Why daily tracking doesn't work
If you hold investments or crypto, checking your net worth every day is a fast track to stressing yourself out. Markets move up and down constantly. A drop of $3,000 on Tuesday that recovers by Thursday isn't telling you anything meaningful about your financial health - it's just markets doing what markets do.
Checking too often also pulls your focus toward the number itself rather than the habits that actually build wealth over time. It becomes a game, and not a particularly useful one.
Why once a year isn't enough
Go too far the other way and you're flying blind. A year is a long time for a problem to quietly grow. Spending that's crept above your income, a debt that's been slowly increasing, savings that haven't moved - these are things you want to catch early, not discover twelve months later.

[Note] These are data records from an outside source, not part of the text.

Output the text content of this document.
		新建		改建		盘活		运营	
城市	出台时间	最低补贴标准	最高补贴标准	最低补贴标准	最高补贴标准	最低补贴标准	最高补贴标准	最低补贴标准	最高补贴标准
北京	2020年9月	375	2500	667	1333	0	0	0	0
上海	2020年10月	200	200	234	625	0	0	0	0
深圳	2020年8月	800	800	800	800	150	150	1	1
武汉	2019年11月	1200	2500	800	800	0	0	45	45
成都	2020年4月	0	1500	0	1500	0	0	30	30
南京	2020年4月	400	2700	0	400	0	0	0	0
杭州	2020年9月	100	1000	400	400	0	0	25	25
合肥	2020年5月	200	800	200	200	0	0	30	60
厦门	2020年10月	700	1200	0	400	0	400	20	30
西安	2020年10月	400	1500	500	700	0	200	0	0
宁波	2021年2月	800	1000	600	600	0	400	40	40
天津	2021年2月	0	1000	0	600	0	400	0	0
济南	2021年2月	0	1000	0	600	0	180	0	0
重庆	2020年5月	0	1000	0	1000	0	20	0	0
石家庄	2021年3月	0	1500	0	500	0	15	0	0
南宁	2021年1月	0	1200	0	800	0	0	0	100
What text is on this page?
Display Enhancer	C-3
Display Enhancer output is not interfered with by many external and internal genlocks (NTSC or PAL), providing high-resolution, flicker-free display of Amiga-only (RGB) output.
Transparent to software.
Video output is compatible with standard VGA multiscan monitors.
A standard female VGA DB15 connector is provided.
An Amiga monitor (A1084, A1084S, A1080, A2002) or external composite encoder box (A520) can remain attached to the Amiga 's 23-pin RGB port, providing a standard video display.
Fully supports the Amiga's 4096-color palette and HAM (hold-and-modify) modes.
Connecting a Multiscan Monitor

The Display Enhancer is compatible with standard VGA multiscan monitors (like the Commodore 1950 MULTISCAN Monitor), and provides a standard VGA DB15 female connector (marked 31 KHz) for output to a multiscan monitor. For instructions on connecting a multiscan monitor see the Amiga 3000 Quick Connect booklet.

Annual tracking also makes it hard to understand why things changed. If your net worth dropped over the year, do you know when it started, or which asset was responsible? The detail disappears when the gaps are too large.
Monthly is the sweet spot
For most people, once a month hits the right balance. It's regular enough to stay on top of things and catch problems early, but infrequent enough that you're not reacting to short-term noise.
It also fits naturally into how most financial life works - pay cycles, loan repayments, savings contributions. Updating your net worth once a month starts to feel like a natural part of your routine rather than a chore.
You don't need to update every asset every month - but a monthly snapshot of the whole picture is genuinely worth having.
What to update and how often
Not everything needs a precise fresh figure every month. Here's a sensible approach:
- Bank and savings accounts: Monthly - easy to check and they change regularly
- Investment accounts: Monthly - values can shift significantly
- Retirement funds: Every few months, or when you get a statement
- Property: Every 6–12 months, or when something significant changes in your market
- Vehicles: Every 6–12 months - they depreciate gradually
- Loans and debts: Monthly - balances change with every repayment
For anything you don't update, just leave the previous value. A rough estimate that's a few months old is still far more useful than a blank. Good enough is good enough.
Pick a day and stick to it
The date doesn't matter much - what matters is consistency. The first of the month is clean and easy to remember. Some people prefer the last day of the month, or a day or two after payday when everything has settled.
Pick one, add a recurring reminder to your calendar, and treat it as a quick 10-15 minute check-in. That's all it needs to be.
What if you fall off the habit?
You will miss months. Life gets busy - it happens to everyone. That's fine. Don't let a gap become an excuse to give up entirely. Just pick up from where you are now.
An imperfect record with a few gaps in it is still infinitely more useful than nothing. Start fresh, keep going, and don't stress about what you missed.